Liz sat bolt upright and looked to her right, to the source of the sounds, expecting to see two wicked old men at side of the bed, but instead she saw something both surreal and spine-chilling. Two bizarre-looking winged creatures, each just bigger than Liz’s thumb, were standing on the bedcover, and these entities had a pair of human-like legs and two arms with tiny hands, but their heads looked grotesque. The noses of the creatures were pointed, and their eyes were black twinkling beads. The backsides of the beings tapered like the body of a wasp and ended in a huge needle – a stinger perhaps. One of the winged horrors was red and the other was a metallic purple, and the red creature flew forward and pierced Liz’s lower lip with its nose. Liz fell backwards onto the floor, picked up her shoe, then swatted the red “fly” with it. The impact sent a dark-coloured liquid spurting from the weird insect onto the blanket. The injured creature made a high-pitched buzzing sound as its wings and little limbs shuddered. Liz ran out of the room screaming and woke up the entire lodging house. When Mrs Creedy asked what the matter was, Liz could hardly get her words out straight. She sat in the kitchen downstairs as Elsie made her a cup of tea, and Mrs Creedy calmed down her lodger by saying she’d had a nightmare. Liz refused to go back into the room until it was light, and the beings were nowhere to be seen, but on the candy-striped blanket and pillowcase, Liz saw green stains – no doubt the “blood” of the thing she had swatted with her shoe.

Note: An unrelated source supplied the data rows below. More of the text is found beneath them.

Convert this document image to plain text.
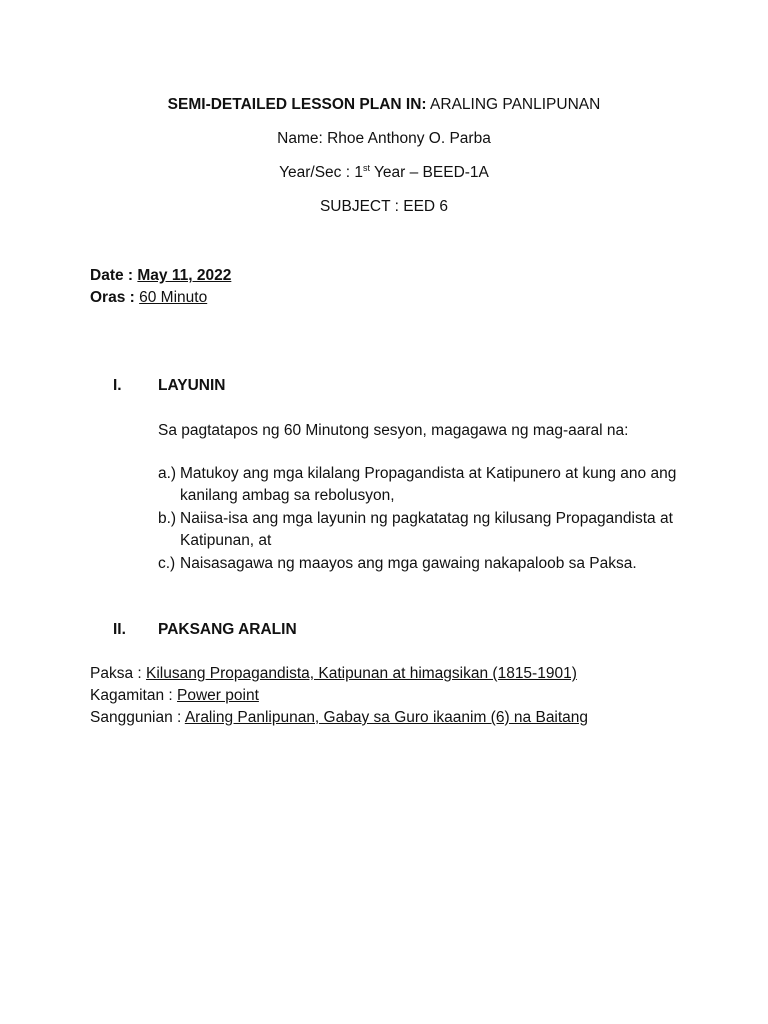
SEMI-DETAILED LESSON PLAN IN: ARALING PANLIPUNAN
Name: Rhoe Anthony O. Parba
Year/Sec : 1st Year – BEED-1A
SUBJECT : EED 6
Date : May 11, 2022
Oras : 60 Minuto
I. LAYUNIN
Sa pagtatapos ng 60 Minutong sesyon, magagawa ng mag-aaral na:
a.) Matukoy ang mga kilalang Propagandista at Katipunero at kung ano ang kanilang ambag sa rebolusyon,
b.) Naiisa-isa ang mga layunin ng pagkatatag ng kilusang Propagandista at Katipunan, at
c.) Naisasagawa ng maayos ang mga gawaing nakapaloob sa Paksa.
II. PAKSANG ARALIN
Paksa : Kilusang Propagandista, Katipunan at himagsikan (1815-1901)
Kagamitan : Power point
Sanggunian : Araling Panlipunan, Gabay sa Guro ikaanim (6) na Baitang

Liz went home in a dreadful state that day, and as soon as her drunken husband opened the door, he looked her up and down with a sneer, and was about to say something derogatory, when Liz punched him in the jaw, knocking him clean out. He changed for the better after that. This account dovetails with some very similar accounts that I researched and published in Haunted Liverpool 15 under the chapter “The Purple Fly Encounters”. Within that chapter I documented encounters with what seemed to be an unknown species of overgrown dragonfly, coloured Tyrian purple, which had two human-like arms and legs, and a face with a pointed snout set on a globular head. The eyes of these flies were always described as diamond-like – exactly how the eyes of the sinister insects were described by Liz in her 1970 encounter. After the publication of Haunted Liverpool 15 I was contacted by people from all walks of life who believed that they too had encountered these strange flies, and one particular hotspot where the creatures seemed to gather was in Childwall, especially on the island in the middle of the Fiveways Roundabout. Whether these beings hail from another planet in this boundless universe or from some parallel dimension is still unanswered.